Qualitative research on the acceptability of diagnosing prodromal MS for patients and their family will also be important. Specifically, whether individuals would be prepared to undergo testing, what barriers there might be to participation, and whether the burden and efficacy of potential treatments would affect willingness to participate. For example, the risks of taking vitamin D would be quite different to those of an immunosuppressive monoclonal antibody. The ARISE trial, which compared dimethyl fumarate to placebo in RIS, had significant difficulty recruiting patients, necessitating early termination of the study and modification of the statistical analysis [44]. Whether one was to consider population-based screening for prodromal MS or only focussing on high-risk populations, an economic justification will be necessary weighing up the necessary financial resources compared to any benefit in terms of quality of life adjusted life years.

Finally, further epidemiological studies will be of value if prodromal MS can be reliably identified. The cascade of events leading up to MS onset, the influence of disease risk factors and the interplay between all of these factors are not clearly understood. Identification of a prodromal phase of MS would allow researchers to focus on the earliest stages of MS, which would lessen the impact of confounding factors or reverse causation and allow investigation into the underlying mechanisms that lead to MS. This may provide new insights into putative treatments for neuroprotection and prevention of neuroinflammation.

Implications for patient care

Although stratifying risk and pre-emptive interventions may appear attractive to policy makers and clinical services, the effect on individuals and their families will need to be carefully considered.
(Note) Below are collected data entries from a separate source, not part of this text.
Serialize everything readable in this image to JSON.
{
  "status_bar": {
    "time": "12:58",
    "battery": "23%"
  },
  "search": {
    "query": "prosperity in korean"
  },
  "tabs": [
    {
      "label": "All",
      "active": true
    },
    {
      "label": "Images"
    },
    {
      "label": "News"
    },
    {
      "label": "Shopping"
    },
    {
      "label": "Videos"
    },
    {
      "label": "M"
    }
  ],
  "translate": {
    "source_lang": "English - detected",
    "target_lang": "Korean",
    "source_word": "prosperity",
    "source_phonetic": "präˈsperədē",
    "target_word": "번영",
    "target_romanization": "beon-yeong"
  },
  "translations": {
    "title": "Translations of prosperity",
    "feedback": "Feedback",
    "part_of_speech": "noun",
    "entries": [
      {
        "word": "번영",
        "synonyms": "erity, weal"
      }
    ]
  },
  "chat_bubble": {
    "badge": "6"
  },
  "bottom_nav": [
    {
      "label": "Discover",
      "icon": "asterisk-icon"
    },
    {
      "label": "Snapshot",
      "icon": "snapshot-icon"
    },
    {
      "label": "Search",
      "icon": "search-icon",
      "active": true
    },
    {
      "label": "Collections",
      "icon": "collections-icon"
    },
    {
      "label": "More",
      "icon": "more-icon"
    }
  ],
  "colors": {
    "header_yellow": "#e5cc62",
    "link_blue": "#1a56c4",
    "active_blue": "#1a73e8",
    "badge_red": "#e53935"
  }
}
As we have learnt from predictive testing in genetic disorders, the willingness to acquire this information varies depending on several factors including prior knowledge of the disorder (i.e., family history), disease severity, the predictive value of testing, individual interpretation of risk and the ability to alter the disease course [53]. Even the availability and knowledge of predictive testing may result in adverse effects including health anxiety, as well as having consequences for those identified as having high risk of disease, such as health and other insurance. However, to be effective, the application of prodromal analysis will need to be encompassed within health care policies. As well as resources for testing populations and the facilities for doing this, systems would need to be developed to manage those identified as positive from the algorithms within a comprehensive health strategy. The additional clinical resources needed to assess people for prodromal status will also affect other services, for example increased use of MRI scanning.

A key issue will be to continually reassess the value of identifying prodromal characteristics on an individual level in the context of available interventions. There will need to be clear benefit from early intervention either in terms of behavioural change or via timely application of therapies. Currently the evidence for this is absent but may change as randomised clinical trials increasingly focus on the very earliest phases of disease and effective neuroprotective and neuroreparative treatments start to emerge.

Conclusions

The existing evidence base suggests that it may be possible to identify prodromal MS using existing data sources. However, it is clear that more research is required to develop optimal data collection methods (passive and/or active) and the algorithms to classify individuals that are likely to require further testing. If justified, this will necessitate large scale multi-country prognostic cohort studies that risk stratify community samples and cross-validate estimated probabilities both within and between countries. Such prognostic tools, however, currently remain at the level of research interest, though if developed would enable recruitment for future secondary prevention randomised controlled trials. These will require careful evaluation including measuring potential adverse effects both from labelling false positives as well as over-treatment for individuals who may have a more benign disease course. Demonstrating the cost-effectiveness of any prodromal detection and treatment programme will be essential before any policy changes can be recommended.